Am 12.11.1834 wurde Brandts in Mönchengladbach (damals Gladbach genannt) als Sohn des Textilverlegers Franz Anton Brandts (1801-1876) und seiner Frau Apollonia Déhaut (1807-1889) geboren. Sein Vater beschäftigte Handweber, die bei sich zu Hause Mischgewebe aus Seide und Baumwolle herstellten, die er deutschlandweit vertrieb. Auf einer solchen Verkaufsreise in die Pfalz hatte er seine Frau kennen gelernt. Er selbst stammte aus einer alteingesessenen Gladbacher Schöffenfamilie.
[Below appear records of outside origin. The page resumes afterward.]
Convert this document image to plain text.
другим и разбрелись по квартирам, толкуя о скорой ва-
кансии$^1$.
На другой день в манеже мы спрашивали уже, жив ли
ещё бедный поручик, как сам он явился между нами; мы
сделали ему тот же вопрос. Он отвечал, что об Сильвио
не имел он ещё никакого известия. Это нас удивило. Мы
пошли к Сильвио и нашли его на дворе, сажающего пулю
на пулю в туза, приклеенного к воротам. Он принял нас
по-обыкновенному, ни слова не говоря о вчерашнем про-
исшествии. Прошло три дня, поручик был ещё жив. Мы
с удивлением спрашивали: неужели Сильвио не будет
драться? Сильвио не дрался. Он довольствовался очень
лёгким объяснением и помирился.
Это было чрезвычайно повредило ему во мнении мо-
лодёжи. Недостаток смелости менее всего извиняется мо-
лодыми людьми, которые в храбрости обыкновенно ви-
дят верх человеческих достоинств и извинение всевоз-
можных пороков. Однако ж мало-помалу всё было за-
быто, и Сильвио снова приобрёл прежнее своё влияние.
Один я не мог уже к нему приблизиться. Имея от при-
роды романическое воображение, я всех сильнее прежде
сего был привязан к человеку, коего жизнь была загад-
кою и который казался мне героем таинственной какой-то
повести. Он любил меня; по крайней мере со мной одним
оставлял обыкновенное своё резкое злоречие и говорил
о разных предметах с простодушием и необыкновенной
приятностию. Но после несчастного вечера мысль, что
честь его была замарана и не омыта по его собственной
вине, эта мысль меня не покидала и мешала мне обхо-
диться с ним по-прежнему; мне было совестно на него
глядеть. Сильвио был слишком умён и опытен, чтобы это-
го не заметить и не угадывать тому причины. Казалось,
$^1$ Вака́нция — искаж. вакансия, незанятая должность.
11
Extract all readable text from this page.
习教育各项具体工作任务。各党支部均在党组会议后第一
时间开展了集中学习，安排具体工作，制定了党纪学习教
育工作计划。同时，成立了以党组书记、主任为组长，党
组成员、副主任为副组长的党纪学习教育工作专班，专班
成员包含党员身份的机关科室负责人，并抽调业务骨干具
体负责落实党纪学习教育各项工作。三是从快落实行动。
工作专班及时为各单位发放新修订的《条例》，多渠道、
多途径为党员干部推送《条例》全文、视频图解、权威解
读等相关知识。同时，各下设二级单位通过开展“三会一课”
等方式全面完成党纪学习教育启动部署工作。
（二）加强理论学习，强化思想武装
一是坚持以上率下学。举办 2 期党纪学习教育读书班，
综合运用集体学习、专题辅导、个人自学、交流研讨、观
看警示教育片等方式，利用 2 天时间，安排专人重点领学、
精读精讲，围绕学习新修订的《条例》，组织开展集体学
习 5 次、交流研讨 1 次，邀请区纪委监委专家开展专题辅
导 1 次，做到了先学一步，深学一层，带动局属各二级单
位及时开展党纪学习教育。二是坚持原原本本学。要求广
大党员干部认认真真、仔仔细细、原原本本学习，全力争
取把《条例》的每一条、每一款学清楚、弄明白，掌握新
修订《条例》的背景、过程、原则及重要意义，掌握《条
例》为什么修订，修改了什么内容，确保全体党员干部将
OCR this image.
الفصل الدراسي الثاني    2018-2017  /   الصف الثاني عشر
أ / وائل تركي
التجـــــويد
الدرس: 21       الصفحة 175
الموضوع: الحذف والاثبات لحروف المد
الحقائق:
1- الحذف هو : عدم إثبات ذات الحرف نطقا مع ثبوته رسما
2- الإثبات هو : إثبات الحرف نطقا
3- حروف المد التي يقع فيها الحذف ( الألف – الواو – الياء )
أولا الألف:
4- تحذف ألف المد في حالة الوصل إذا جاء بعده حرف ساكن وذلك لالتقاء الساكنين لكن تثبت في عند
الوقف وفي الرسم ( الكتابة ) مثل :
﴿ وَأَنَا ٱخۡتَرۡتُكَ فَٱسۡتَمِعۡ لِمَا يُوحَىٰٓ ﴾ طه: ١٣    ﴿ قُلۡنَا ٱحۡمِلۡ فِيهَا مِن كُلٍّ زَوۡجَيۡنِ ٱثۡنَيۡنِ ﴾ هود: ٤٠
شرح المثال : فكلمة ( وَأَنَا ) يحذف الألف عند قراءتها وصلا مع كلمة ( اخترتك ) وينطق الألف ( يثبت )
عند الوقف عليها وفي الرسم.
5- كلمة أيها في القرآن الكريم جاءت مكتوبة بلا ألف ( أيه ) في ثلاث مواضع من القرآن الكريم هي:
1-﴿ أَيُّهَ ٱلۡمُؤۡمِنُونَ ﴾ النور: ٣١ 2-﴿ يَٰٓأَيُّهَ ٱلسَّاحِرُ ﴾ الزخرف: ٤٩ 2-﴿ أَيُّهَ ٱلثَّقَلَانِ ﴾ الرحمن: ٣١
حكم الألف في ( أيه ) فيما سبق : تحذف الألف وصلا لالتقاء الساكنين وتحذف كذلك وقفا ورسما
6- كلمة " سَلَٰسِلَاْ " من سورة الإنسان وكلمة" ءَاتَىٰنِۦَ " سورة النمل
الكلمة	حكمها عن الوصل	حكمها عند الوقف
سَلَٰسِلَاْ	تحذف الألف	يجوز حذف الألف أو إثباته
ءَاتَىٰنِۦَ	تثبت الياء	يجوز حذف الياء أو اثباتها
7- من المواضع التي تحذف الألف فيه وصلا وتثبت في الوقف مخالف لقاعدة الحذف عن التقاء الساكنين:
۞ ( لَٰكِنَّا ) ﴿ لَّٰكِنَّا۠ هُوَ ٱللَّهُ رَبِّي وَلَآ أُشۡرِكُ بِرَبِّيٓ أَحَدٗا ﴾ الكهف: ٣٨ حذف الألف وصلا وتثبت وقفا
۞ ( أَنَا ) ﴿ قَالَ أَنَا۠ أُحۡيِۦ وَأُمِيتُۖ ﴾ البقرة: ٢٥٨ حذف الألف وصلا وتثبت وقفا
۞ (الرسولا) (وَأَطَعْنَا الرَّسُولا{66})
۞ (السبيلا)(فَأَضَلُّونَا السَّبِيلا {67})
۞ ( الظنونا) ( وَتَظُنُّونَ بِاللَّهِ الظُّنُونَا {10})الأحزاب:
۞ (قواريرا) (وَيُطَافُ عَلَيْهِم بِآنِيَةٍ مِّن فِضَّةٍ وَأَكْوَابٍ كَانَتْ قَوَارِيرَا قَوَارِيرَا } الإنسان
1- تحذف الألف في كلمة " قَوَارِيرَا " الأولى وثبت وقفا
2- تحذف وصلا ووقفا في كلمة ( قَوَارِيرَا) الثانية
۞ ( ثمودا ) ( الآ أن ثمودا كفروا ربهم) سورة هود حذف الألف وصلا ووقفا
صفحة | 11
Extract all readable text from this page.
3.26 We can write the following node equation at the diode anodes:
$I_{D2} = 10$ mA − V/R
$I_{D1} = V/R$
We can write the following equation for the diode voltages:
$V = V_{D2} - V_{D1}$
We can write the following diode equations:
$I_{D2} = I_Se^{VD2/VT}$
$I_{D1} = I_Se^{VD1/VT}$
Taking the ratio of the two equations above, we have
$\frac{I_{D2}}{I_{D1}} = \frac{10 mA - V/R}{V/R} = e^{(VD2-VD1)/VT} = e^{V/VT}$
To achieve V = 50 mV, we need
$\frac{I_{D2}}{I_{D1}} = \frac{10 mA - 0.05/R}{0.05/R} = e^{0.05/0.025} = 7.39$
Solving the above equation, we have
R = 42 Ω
Nach dem Besuch der Höheren Stadtschule in seiner Heimatstadt von 1845 bis 1849 trat Franz Brandts wie seine beiden Brüder Karl (1833-1913) und Emil (1837-1916) in das väterliche Unternehmen ein und begleitete seinen Vater auf den Geschäftsreisen durch Deutschland. 1863 ging er nach England, um die dortige Textilindustrie näher zu studieren. Er kam mit der Überzeugung zurück, dass die Handweberei keine Zukunft mehr habe. Deshalb bestellte er trotz des Widerstands seines Vaters in England mechanische Webstühle. 1865 wandelte er den väterlichen Betrieb in ein mechanische Halbwollweberei um. Es war die erste in Mönchengladbach. 1872 eröffnete er seine eigene Firma.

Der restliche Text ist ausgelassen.